Parfois le destin nous fait faire des choses complètement folles. Des choses insensées qu’on n’aurait pas fait de nous même. Un jour comme tant d’autre. Un jour où je m’occupais de Solàra. Un jour où je me rendais chez mon meilleur ami. Rien de bizarre à première vue, rien de différent. Pourtant tout changea avec quelques mots, avec quelques tableaux, avec quelques révélations. Il n’avait rien face à ce que j’avais et c’était contenter de partir. Me retrouvant seule, à repenser, à nos inoubliables moments. Des soirées à manger des popcorns devant la télévision avec la plupart du temps des films nullissimes. Des journées à la plage à se bagarrer dans le sable ou à se couler. Des après-midi au parc de la ville à parler de tout et de rien… j’en avais d’autres, pleins d’autres. Mais tous me rappeler me prendrait des heures entières. Je retournais dans son salon. Là où il avait pris place son verre à la main juste près de la fenêtre. Ma main avait pris son verre pour le déposer délicatement ailleurs. La chaleur de mes mains contrasta avec la froideur de ses joues. Et ça même avec la chaleur constante de Barcelone. La surprise se lisait sur son visage et nos regards se perdirent l’un dans l’autre. Ses yeux d’un bleu si intense que je me perdais dans l’océan de son âme. Ses lèvres vinrent à nouveau vers les miennes. Nos souffles chauds se mélangeant au rythme des battements de mon cœur. Des battements bien plus forts que l’ordinaire, bien plus intenses. Aucun de nous deux ne le laissa avant d’en avoir le souffle complètement coupé. Mes mains passèrent dans son cou pour y rester et caresser les cheveux de sa nuque.

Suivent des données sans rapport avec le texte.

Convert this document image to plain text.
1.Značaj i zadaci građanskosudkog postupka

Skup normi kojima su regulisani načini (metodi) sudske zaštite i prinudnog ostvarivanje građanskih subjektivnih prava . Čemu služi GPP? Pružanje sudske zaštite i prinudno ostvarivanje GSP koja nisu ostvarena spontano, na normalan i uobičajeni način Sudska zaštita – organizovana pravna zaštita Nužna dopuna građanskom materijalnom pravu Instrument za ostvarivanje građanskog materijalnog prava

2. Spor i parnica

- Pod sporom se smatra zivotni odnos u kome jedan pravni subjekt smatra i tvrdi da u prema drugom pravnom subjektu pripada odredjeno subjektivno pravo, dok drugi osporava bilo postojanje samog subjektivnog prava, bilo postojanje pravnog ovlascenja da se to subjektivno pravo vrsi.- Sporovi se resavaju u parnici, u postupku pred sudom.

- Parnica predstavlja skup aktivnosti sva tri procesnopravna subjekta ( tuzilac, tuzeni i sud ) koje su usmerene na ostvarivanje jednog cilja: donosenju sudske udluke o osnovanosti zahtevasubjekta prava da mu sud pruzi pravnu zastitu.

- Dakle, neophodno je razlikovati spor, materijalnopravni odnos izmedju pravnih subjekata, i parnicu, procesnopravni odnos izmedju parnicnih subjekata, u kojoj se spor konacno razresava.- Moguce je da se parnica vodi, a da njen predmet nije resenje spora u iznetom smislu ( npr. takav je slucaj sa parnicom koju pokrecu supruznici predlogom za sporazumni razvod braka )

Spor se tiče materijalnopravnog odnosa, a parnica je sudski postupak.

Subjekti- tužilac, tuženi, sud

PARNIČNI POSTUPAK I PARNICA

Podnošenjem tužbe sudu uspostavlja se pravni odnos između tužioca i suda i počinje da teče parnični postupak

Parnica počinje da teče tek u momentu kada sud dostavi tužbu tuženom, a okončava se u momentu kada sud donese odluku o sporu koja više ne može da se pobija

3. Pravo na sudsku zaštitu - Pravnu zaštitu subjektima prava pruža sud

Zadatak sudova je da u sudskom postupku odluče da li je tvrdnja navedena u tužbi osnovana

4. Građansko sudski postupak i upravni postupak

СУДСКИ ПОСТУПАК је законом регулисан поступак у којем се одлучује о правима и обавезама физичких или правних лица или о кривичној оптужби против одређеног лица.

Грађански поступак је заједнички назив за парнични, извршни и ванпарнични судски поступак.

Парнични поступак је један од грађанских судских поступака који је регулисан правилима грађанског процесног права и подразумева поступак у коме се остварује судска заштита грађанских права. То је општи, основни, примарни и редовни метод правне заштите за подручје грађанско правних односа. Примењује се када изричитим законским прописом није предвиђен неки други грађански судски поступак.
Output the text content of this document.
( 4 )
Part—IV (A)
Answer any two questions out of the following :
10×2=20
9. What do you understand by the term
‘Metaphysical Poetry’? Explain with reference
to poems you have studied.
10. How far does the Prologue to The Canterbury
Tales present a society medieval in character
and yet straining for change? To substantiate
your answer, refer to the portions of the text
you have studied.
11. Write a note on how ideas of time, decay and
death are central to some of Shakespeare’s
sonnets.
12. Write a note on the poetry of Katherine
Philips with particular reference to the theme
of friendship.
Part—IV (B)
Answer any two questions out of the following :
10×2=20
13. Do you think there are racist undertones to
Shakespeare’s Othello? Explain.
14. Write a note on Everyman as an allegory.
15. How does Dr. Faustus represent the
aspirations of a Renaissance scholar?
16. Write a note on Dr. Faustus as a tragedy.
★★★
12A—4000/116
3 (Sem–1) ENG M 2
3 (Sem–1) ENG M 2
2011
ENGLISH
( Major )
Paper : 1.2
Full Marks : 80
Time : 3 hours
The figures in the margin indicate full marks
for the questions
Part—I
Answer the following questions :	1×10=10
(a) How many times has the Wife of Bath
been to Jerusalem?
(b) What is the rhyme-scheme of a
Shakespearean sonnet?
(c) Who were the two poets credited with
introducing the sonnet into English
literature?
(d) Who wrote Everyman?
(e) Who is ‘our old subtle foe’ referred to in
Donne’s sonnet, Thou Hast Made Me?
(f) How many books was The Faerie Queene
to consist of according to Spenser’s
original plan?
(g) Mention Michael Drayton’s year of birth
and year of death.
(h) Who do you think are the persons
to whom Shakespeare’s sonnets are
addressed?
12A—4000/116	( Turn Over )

Ma vie n’était peut-être comme je l’avais toujours rêver. Peut-être que si j’avais fait d’autres choix, mon chemin aurait été différent. Pourtant, il y a bien une chose que je ne regrettais et que je ne regretterais jamais. Me fondant encore dans ce bleu, je n’osais pas m’évader de cette merveille, de ce nirvana de sensation. Mes mains ne cessaient de caresser ses cheveux. J’aimais le faire mais là c’était tout à fait différent. D’habitude, c’était dans une autre situation et ce n’était qu’un geste amical qui ne présageait rien d’autre. La situation ne se passait pas vraiment comme je l’avais imaginé. J’aurais pensé qu’il ne veuille pas de ce baiser que je lui avais donné. Qu’il me demande de partir face à ma réaction. Mais non, et je ne contrôlais pas vraiment la situation. Callant mon dos contre la fenêtre, je l’attirais près de moi en laissant mes mains descendre le long de son cou pour arriver vers son torse. Mes deux mains dessus, je sentais la chaleur à travers le tissu. Mon regard toujours dans le sien, je ne le quittais pas des yeux. Là, je comprenais qu’Alejandro n’était pas qu’un simple ami pour moi, il était bien plus cela. Pourquoi jamais une seule seconde, je n’avais vu les choses de la sorte. « J’ai pas envie de rentrer chez moi. Est-ce que je peux rester ici ? » demandais-je en laissant mes mains retombée contre mon corps. Ce que j’apprêtais à faire n’était pas la bonne chose à faire. Mon corps ne demandait qu’une chose. Et les frissons qui parcouraient chaque parcelle de mon être, le montrait largement. Si j’aurais laissé mes sens prendre le contrôle de mon être, je saurais déjà contre lui, mes mains posaient contre son torse, retirant le tee-shirt propre qu’il venait d’enfiler. Je fermais les yeux à peine une seconde pour enlever ce que j’imaginais. Pourtant, ça ne semblait pas partir.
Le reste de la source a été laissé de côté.